Was bleibt, ist die Wut auf Grünenthal, den Hersteller, der das Medikament Contergan 1957 auf den Markt brachte. Und vor allem auf den damaligen geschäftsführenden Gesellschafter Hermann Wirtz und seinen Sohn Michael Wirtz, der die Geschäfte seines Vaters 1969 übernahm. Nie haben sie Verantwortung übernommen, sich nie entschuldigt. „Sie sind über Leichen gegangen“, sagt Birgit Shabbir.

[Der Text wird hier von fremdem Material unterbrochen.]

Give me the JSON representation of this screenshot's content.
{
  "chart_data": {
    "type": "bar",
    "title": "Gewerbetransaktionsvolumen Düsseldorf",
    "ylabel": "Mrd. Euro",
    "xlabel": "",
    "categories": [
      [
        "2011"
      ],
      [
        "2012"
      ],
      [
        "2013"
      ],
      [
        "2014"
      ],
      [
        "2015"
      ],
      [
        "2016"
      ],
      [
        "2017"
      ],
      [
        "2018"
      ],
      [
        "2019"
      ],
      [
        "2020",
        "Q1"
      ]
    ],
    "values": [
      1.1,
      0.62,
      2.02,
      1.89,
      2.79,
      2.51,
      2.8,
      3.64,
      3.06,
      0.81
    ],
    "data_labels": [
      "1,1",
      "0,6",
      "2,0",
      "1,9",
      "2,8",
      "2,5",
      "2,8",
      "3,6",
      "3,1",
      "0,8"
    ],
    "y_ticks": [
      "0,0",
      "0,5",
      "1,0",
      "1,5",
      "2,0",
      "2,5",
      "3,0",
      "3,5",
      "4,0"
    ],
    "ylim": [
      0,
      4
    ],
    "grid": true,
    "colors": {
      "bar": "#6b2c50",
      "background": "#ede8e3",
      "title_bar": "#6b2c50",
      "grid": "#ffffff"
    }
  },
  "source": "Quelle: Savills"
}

Erste offizielle Entschuldigung von Grünenthal 2012

Erst im Jahr 2012 gab es die erste offizielle Entschuldigung von Grünenthal bei der Eröffnung des Denkmals für Contergan-Geschädigte in Stolberg bei Aachen. Ein Fonds der Firma unterstützt die Betroffenen individuell. Birgit Shabbir hat so einen Fahrstuhl finanziert, der sie in ihrem Haus in den ersten Stock bringt. Dankbar ist sie dafür, hat Verwalter des Fonds zu sich nach Hause eingeladen, um ihnen zu zeigen, was sie ermöglicht haben. „Das hatten sie vorher noch nie erlebt. Aber sie können ja nichts dafür.“

Birgit Shabbir und anderen Conterganern sei eine immense Menschenkenntnis antrainiert worden. Sie spüren, was der Gegenüber denkt, ob er ehrlich ist. Aber jetzt, nach all der Zeit, könne sie sich zurücklehnen, sagt die 55-Jährige. „Ich brauche nicht mehr darüber nachdenken, was der andere denkt.“ Auch nicht über das, was noch kommt: „Ich lebe jetzt.“

>>> INFO: Hintergründe zum Contergan-Skandal

Das Medikament Contergan wurde von 1957 bis 1961 vertrieben. Es sollte Schwangeren bei morgendlicher Übelkeit helfen. Im Jahr 1961 gab es mehrere Veröffentlichungen, die das Medikament in Zusammenhang mit Fehlbildungen bei Neugeborenen brachte. Daraufhin nahm der Hersteller Grünenthal Contergan aus dem Handel.

  • Der Bundesverband für Contergan-Geschädigte geht von rund 2400 Betroffenen in Deutschland aus. In Bochum sind sie in einem Ortsverband organisiert.

  • Vor vier Jahren erhöhte der Bundestag die Renten der Opfer von maximal 1152 auf höchstens 6912 Euro. Der Betrag bemisst sich nach Schadenspunkten. Zudem gibt es einen Superfonds der Firma Grünenthal für individuelle Unterstützungen.